Cette absurdité se retrouve aussi dans la narration et dans les informations contenues dans l’histoire. Nous découvrons par exemple dès la page introductive l’affiche de recherche (« Wanted ») d’un Gill Bastar valant pas moins de 87 milliards de dollars et mimant une improbable grimace. Cette extravagance, propre au style naissant d’Oda, parcourt l’entièreté des pages de ce chapitre et se manifeste notamment avec les facéties du héros. À travers les pitreries de Gill Bastar, on croirait presque reconnaître celles de Terence Hill dans On l’appelle Trinita, un western de 1970. Dans ce film, Enzo Bardoni revisite complètement le genre en faisant disparaître la violence crue des tueries derrière des situations plutôt humoristiques. Trinita n’est alors plus l’archétype du cow-boy taciturne et solitaire que les spectateurs avaient pris l’habitude de connaître, il devient un insouciant pistolero à la fois espiègle et malin. Avec ce film, le western spaghetti devient soudainement un programme familial moins sanglant et beaucoup plus accessible pour le public. En tant qu’aficionado de westerns, notre auteur devait avoir eu vent de ce film à succès, et il fait partager les qualités de Trinita avec celles de Gill Bastar, pour en faire un cow-boy bavard et plaisantin.

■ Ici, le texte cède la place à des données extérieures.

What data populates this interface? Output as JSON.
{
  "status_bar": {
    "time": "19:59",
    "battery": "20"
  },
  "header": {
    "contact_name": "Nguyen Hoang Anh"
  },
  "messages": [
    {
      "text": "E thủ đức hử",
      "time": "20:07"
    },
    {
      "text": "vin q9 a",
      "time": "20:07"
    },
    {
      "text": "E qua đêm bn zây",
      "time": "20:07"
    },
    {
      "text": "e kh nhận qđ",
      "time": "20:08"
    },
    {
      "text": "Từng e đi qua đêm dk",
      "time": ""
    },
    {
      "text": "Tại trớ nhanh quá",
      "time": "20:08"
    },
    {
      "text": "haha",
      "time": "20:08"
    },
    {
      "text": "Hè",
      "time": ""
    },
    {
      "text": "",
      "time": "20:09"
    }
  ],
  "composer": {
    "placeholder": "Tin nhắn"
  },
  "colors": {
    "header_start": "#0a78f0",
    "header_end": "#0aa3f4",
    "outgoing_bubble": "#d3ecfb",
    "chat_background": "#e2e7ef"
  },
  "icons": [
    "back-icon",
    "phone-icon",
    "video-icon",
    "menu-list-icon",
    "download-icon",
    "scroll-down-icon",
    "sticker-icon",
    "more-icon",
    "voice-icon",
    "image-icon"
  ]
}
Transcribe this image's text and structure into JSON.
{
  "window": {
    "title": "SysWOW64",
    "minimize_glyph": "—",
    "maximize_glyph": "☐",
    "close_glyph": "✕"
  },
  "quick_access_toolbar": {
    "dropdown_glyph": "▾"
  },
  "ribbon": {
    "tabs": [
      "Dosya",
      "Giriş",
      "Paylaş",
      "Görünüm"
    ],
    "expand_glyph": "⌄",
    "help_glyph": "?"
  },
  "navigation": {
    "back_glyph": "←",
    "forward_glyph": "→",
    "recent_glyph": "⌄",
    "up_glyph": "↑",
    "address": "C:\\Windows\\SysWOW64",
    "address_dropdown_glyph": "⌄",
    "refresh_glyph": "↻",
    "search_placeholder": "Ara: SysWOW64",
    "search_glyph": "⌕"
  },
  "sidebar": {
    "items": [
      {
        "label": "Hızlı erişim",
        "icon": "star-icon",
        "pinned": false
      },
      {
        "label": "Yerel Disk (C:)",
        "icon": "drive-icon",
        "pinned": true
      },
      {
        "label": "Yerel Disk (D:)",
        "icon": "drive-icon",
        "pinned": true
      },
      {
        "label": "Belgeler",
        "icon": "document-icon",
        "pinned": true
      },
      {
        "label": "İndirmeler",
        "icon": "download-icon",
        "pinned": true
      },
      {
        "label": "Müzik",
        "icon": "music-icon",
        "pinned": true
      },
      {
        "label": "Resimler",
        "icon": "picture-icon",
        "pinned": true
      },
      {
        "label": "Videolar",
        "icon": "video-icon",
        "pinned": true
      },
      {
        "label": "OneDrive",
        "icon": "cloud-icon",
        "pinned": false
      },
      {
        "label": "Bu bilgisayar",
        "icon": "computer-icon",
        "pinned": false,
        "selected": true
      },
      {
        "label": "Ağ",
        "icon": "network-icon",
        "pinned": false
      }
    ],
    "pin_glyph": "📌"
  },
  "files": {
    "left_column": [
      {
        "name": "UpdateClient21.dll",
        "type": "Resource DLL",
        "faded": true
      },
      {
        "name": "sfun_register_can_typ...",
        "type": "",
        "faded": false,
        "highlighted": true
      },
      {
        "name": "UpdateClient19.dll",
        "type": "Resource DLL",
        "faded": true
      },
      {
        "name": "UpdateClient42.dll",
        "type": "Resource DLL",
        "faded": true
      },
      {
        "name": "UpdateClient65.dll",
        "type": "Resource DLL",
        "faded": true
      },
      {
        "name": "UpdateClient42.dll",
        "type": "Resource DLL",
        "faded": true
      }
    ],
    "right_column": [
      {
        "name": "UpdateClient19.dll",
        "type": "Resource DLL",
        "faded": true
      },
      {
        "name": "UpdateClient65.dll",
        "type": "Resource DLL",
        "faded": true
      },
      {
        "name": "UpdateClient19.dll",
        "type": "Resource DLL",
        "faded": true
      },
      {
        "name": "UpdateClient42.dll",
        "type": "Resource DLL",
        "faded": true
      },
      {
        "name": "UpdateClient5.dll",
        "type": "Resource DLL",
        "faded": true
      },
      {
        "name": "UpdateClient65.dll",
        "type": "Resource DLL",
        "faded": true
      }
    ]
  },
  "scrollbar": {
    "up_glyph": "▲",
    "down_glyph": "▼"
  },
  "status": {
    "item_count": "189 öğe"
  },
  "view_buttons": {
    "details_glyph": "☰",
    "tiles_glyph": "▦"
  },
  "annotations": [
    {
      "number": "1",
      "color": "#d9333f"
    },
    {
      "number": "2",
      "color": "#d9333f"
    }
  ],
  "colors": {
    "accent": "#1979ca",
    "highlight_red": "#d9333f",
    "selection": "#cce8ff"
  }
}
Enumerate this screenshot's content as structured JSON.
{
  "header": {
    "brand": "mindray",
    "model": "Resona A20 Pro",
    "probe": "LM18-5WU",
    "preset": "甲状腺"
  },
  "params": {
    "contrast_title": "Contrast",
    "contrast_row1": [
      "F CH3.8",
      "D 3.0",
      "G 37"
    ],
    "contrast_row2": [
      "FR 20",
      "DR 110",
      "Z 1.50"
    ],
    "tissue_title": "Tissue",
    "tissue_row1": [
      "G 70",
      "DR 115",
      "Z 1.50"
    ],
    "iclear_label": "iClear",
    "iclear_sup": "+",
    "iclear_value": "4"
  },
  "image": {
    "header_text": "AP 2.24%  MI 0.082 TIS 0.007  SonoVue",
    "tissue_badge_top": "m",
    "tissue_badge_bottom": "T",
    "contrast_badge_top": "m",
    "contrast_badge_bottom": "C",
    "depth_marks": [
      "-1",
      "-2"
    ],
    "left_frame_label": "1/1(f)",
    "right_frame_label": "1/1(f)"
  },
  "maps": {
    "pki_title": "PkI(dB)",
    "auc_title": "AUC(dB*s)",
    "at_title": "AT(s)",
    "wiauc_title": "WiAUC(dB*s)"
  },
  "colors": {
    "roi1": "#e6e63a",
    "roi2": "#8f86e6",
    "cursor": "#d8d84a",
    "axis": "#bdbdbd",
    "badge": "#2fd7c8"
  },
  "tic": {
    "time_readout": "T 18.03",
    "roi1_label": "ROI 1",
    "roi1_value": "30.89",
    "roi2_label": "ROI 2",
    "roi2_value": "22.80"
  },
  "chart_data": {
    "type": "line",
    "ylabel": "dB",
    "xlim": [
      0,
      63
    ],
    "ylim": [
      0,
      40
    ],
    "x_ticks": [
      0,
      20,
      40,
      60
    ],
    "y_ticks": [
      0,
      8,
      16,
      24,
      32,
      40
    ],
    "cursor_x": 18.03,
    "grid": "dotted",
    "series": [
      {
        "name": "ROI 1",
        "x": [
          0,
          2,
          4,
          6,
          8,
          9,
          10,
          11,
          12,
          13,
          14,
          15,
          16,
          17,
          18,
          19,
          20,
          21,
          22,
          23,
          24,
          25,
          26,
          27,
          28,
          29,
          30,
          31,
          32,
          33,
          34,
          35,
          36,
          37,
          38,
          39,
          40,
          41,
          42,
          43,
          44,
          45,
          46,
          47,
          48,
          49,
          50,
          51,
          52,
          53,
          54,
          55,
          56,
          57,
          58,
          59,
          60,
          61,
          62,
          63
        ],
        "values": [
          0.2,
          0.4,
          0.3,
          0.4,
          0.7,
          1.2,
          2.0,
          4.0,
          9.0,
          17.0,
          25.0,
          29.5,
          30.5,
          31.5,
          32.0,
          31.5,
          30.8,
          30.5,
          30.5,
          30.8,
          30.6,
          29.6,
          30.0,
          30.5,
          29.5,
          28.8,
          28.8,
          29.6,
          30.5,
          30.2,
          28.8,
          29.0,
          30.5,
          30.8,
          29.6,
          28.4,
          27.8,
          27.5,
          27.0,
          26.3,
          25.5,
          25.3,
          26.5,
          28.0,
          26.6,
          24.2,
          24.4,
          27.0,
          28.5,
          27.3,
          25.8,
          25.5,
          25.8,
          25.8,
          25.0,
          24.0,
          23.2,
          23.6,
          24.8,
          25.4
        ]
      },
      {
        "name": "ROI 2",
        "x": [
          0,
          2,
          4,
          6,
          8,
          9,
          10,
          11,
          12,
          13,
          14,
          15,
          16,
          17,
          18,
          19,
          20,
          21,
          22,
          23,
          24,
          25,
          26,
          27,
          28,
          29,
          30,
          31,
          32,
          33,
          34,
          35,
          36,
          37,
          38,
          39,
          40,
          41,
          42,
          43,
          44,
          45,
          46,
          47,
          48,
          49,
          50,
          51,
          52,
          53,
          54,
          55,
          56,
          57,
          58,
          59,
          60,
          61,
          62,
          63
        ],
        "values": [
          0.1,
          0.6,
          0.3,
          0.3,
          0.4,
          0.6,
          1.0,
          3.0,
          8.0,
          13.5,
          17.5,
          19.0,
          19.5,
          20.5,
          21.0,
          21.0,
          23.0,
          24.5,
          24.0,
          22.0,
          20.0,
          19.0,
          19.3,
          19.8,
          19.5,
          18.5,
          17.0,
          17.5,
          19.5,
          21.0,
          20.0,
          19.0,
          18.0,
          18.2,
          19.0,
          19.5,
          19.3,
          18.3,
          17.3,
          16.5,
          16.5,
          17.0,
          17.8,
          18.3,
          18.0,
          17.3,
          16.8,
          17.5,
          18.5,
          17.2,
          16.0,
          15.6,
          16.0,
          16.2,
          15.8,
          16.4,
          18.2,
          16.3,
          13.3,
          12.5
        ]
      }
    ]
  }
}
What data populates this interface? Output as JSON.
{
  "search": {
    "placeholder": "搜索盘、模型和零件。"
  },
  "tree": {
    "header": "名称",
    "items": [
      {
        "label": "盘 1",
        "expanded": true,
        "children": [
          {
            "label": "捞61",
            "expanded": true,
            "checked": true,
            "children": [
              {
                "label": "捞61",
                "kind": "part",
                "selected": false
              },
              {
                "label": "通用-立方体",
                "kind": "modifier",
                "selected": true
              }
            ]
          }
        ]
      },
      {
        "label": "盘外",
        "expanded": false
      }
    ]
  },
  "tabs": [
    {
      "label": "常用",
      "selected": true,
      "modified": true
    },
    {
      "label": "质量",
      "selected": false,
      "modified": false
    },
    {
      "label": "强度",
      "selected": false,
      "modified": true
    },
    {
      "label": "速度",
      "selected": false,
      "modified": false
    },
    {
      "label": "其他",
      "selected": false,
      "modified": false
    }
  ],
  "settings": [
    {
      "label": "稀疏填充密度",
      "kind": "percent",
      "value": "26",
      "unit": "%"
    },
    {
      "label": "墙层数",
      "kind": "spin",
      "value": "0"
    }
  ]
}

Les codes du western sont en tout cas maîtrisés par notre jeune auteur, qui conclut son histoire par un dernier pied de nez au genre, et choisit d’abandonner le traditionnel silence pesant des duels, qui précède le coup de feu fatal du cow-boy le plus rapide. Notre auteur, toujours frénétique, ne laisse pas de temps mort dans les péripéties qu’il construit : Gill Bastar dupe son adversaire final et s’éloigne d’un bon kilomètre pour l’abattre, tel un tireur d’élite. Ce n’est pas la rapidité qui caractérise notre héros – comme c’est le cas dans la plupart des duels de western –, mais sa précision : de quoi surprendre Wild, le fantôme, qui, impressionné par cet as de la gâchette, reconnaît tacitement sa défaite et finit par monter au ciel. Pourtant, cette conclusion est loin d’impressionner les membres du jury, qui la trouve en même temps difficile à comprendre et peut-être un peu trop attendue.